The Puget Sound has the third largest concentration of Navy fleets in the country. The region's 3,200 active duty and reserve officers operate within a sprawling network of facilities devoted to just about every function within the Navy. At the Bangor base, there are submarines, while Everett station is home to destroyers and frigates. Supply ships dock at Bremerton, and artillery is kept at a magazine on Indian Island. Whidbey Island has the Navy's only air station on the Pacific Rim, housing the majority of its Prowler squadrons. Prowlers, which take off and land from ships, are used to jam enemy radar.

Air Force

Adjacent to Fort Lewis, McChord Air Force Base would "almost definitely" be involved in a war, says Lt. Suzanne Ovel. Its 6,000 active duty and reserve airmen don't fly fighter planes however. They operate midair refueling planes, as well as cargo planes that haul people and supplies. McChord has already helped in the relief effort. Last week, it sent two planes to the New York area carrying local Federal Emergency Management Agency personnel.

Army Reserve

Fort Lawton in Discovery Park serves as headquarters for some 5,000 Reserve soldiers in Washington, Oregon, and Idaho. These part-time soldiers are not combatants but support troops using a range of specialties honed in their civilian jobs. Reserve soldiers include doctors, lawyers, computer programmers, and engineers. While they would generally be called only after active-duty officers, the Army's post- Cold War downsizing of full-time troops makes it ever more reliant on both the Reserve and National Guard.

National Guard

Camp Murray, south of Tacoma near both Fort Lewis and McChord, is the state headquarters for almost 8,000 Guardsmen. During peacetime, the National Guard serves under the command of the governor, but in war it is at the service of the Army and Air Force. Comprised mostly of part-timers, the Guard includes both combat troops and those who support them, with such tasks as flying planes, driving trucks, and providing supplies. The Seattle Armory, just north of where Elliott Avenue West turns into 15th Avenue Northwest, houses the headquarters for one combat brigade of 5,000 soldiers, as well as a battalion of between 500 and 700 soldiers providing logistical support for the brigade. You can also find nearly 200 Army trucks at the Seattle Armory that could be shipped to a battlefront, including ambulances, fuel trucks, and trailers for transporting tanks.

Coast Guard

A district headquarters in the downtown federal building oversees 3,300 Coast Guard personnel throughout Washington, Oregon, and Montana.
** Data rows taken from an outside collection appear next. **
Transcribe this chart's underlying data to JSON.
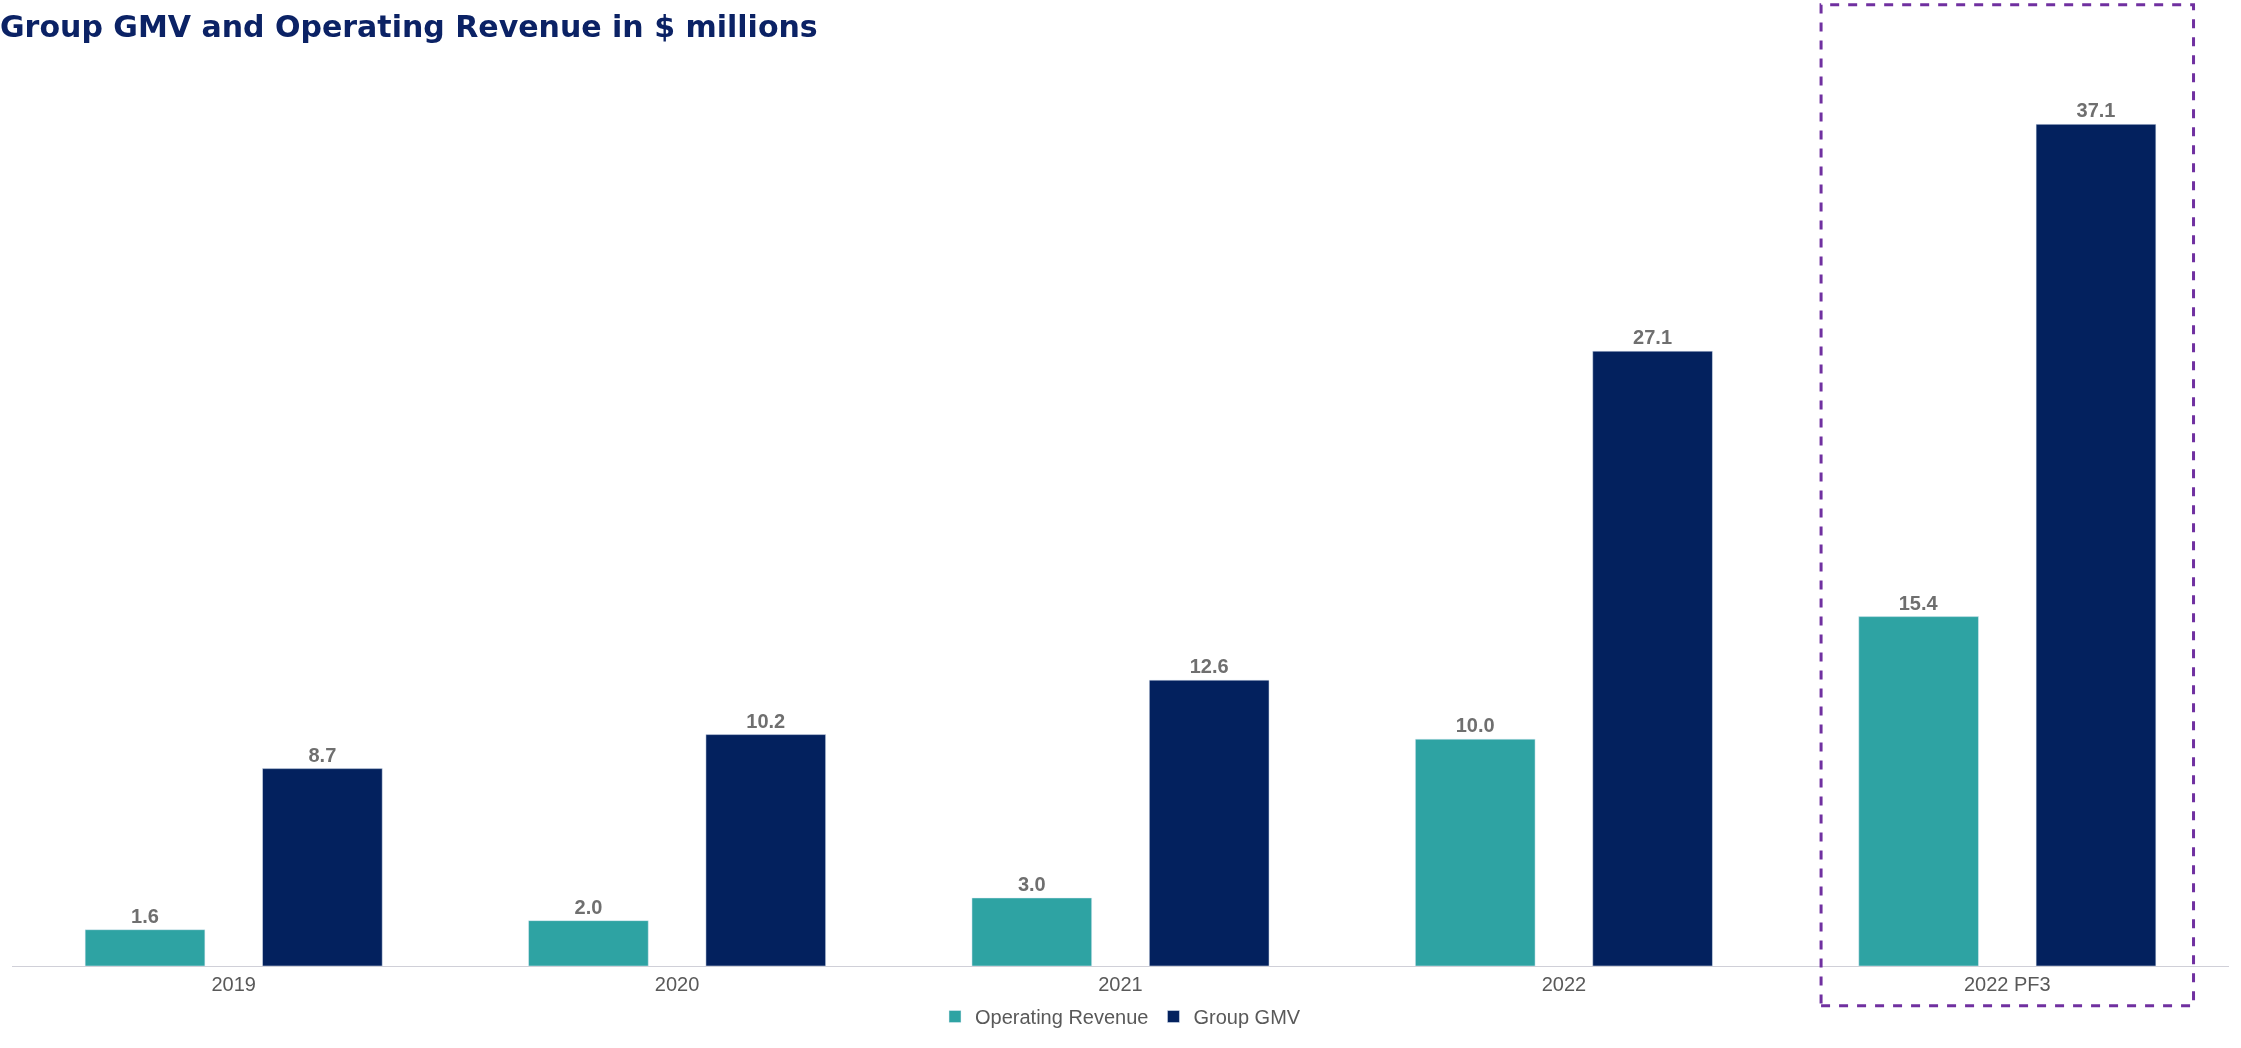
{
  "chart_data": {
    "type": "bar",
    "title": "Group GMV and Operating Revenue in $ millions",
    "categories": [
      "2019",
      "2020",
      "2021",
      "2022",
      "2022 PF3"
    ],
    "series": [
      {
        "name": "Operating Revenue",
        "color": "#2ea3a3",
        "values": [
          1.6,
          2.0,
          3.0,
          10.0,
          15.4
        ],
        "value_labels": [
          "1.6",
          "2.0",
          "3.0",
          "10.0",
          "15.4"
        ]
      },
      {
        "name": "Group GMV",
        "color": "#03215e",
        "values": [
          8.7,
          10.2,
          12.6,
          27.1,
          37.1
        ],
        "value_labels": [
          "8.7",
          "10.2",
          "12.6",
          "27.1",
          "37.1"
        ]
      }
    ],
    "legend": "bottom"
  }
}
Hundreds of those guardsmen are located at a base on Pier 36 near Safeco Field, and a handful of ships are located there as well. The Coast Guard is under the control of the Department of Transportation in peacetime and the Navy in wartime. In the event of a war, the Coast Guard could be used domestically and abroad to inspect commercial ships for weapons and to enforce security at ports. Last week, the Coast Guard was stepping up its patrol of Puget Sound, shooing away any vessels that got too close to naval bases.